I'm not sure whether I failed to use the encoder correctly here, considering how blazing fast the numbers I got were. Even if they're wrong, an encoder pass on T5-XXL is still likely to fall below 60s.

But regardless, the tougher problem here is RAM use. Assuming it is possible to load the text encoder standalone in 8bit (I have not done so here due to incompetency, but the model filesizes are indicative), the T5-XXL text encoder would still be too large for users with merely 8GB of RAM to use. An offloading scheme with DeepSpeed would probably only marginally help there.


[0] - example code to reproduce:


PROMPT = "..."

model = T5ForConditionalGeneration.from_pretrained(model_name, device_map='auto', low_cpu_mem_usage=True, ...)#add torch_dtype=torch.bfloat16 OR load_in_8bit=True here

inputs = tokenizer(PROMPT, return_tensors='pt')

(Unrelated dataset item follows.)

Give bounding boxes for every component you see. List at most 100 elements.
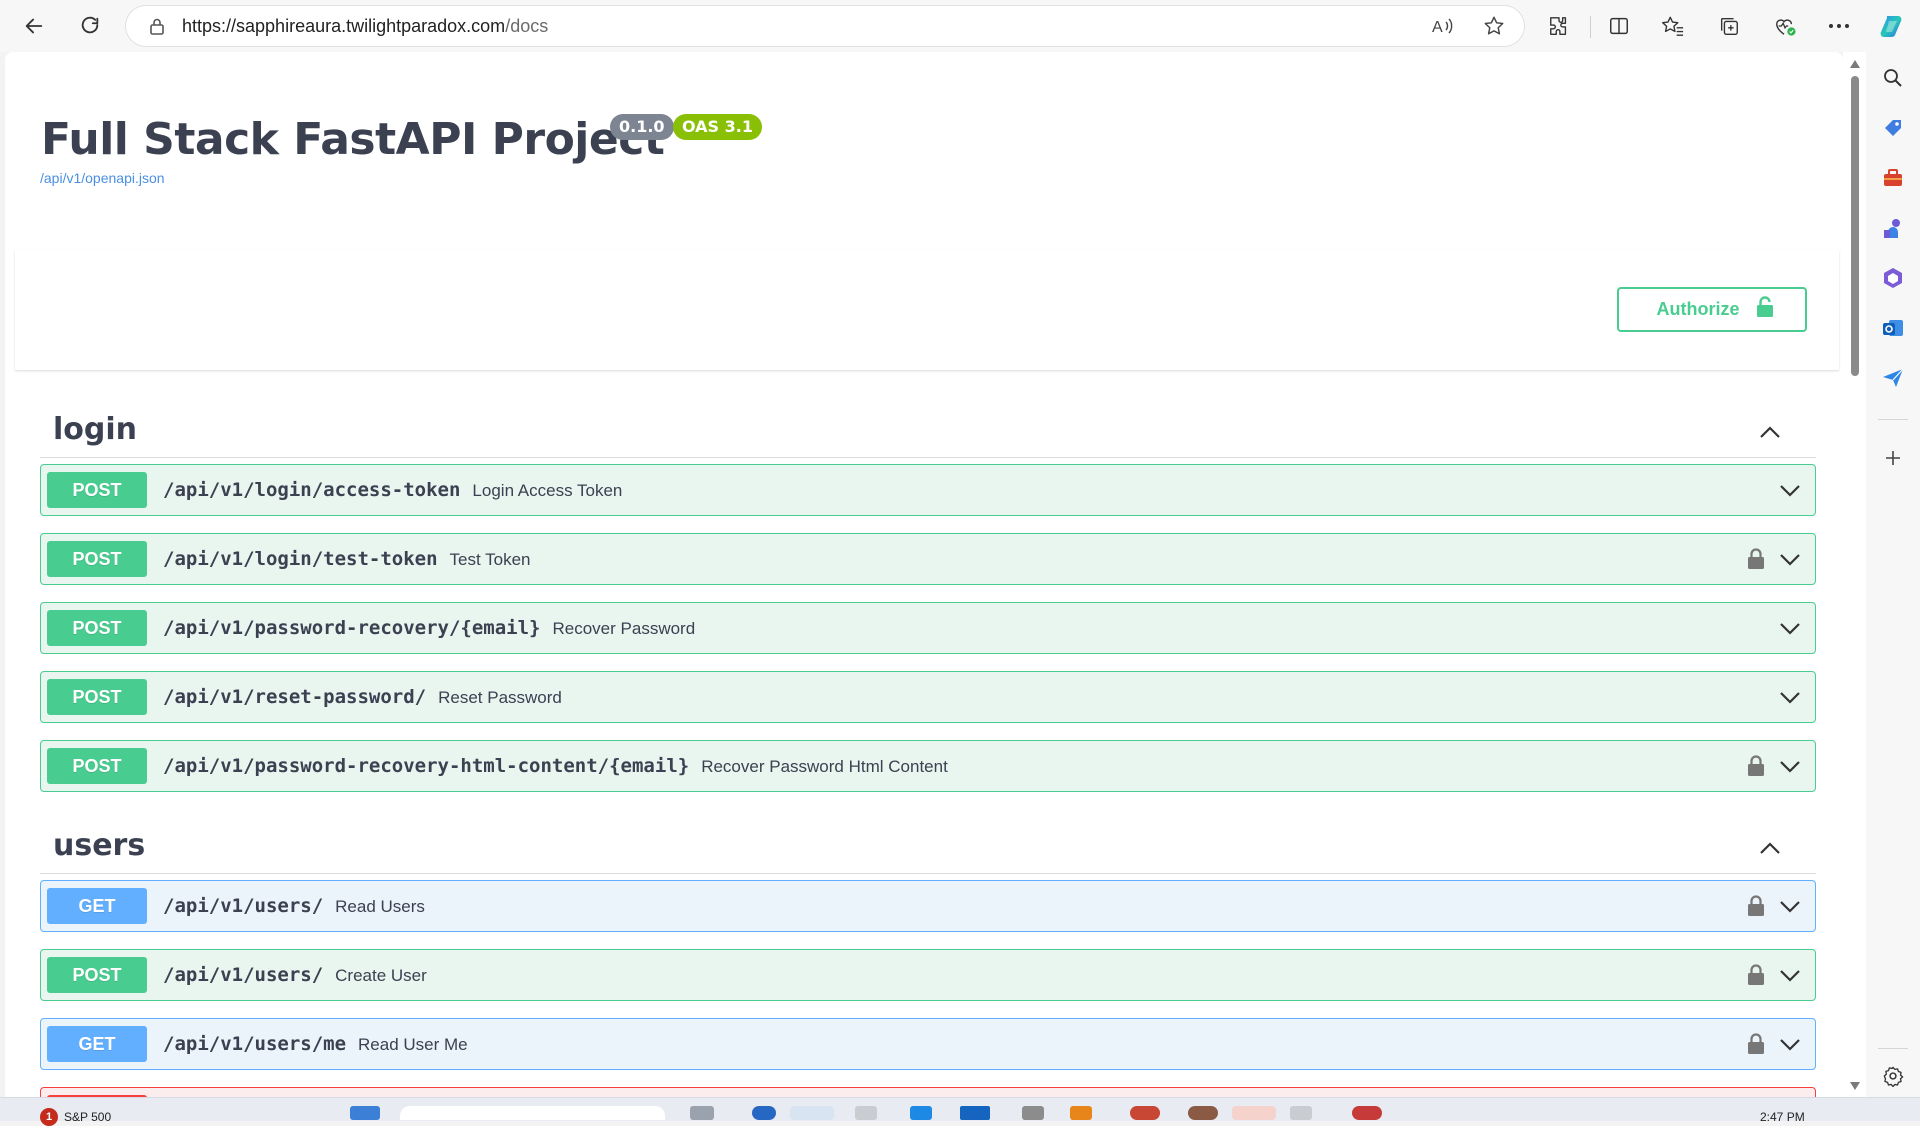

output = model.encoder(**inputs)

[1] - example code for ONNX model creation:


model_name = "t5-3b"

model_name_local = "./t5-3b-ort"

model_name_quantized = "./t5-3b-ort-quantized"


def create_ORT_base():

    model = ORTModelForSeq2SeqLM.from_pretrained(model_name, from_transformers=True)

    model.save_pretrained(model_name_local)


def create_ORT_quantized():

    model = ORTModelForSeq2SeqLM.from_pretrained(model_name_local)

    model_dir = model.model_save_dir

    #

    encoder_quantizer = ORTQuantizer.from_pretrained(model_dir, file_name="encoder_model.onnx")

    decoder_quantizer = ORTQuantizer.from_pretrained(model_dir, file_name="decoder_model.onnx")

    decoder_wp_quantizer = ORTQuantizer.from_pretrained(model_dir, file_name="decoder_with_past_model.onnx")

    quantizer = [encoder_quantizer, decoder_quantizer, decoder_wp_quantizer]

    #

    dqconfig = AutoQuantizationConfig.avx512_vnni(is_static=False, per_channel=False)

    for q in quantizer:

        q.quantize(save_dir=model_name_quantized,quantization_config=dqconfig)

I didn't have any good place to add this in my post, but it's worth noting that caching of text embeddings will help a lot with using T5-XXL. Workflows that involve large batch sizes/counts || repeated inpaintings on the same prompt do not need to keep the text encoder loaded permanently. Similar to the --lowvram mechanism implemented now, the text encoder can be loaded on demand, only when the prompt changes, saving memory costs.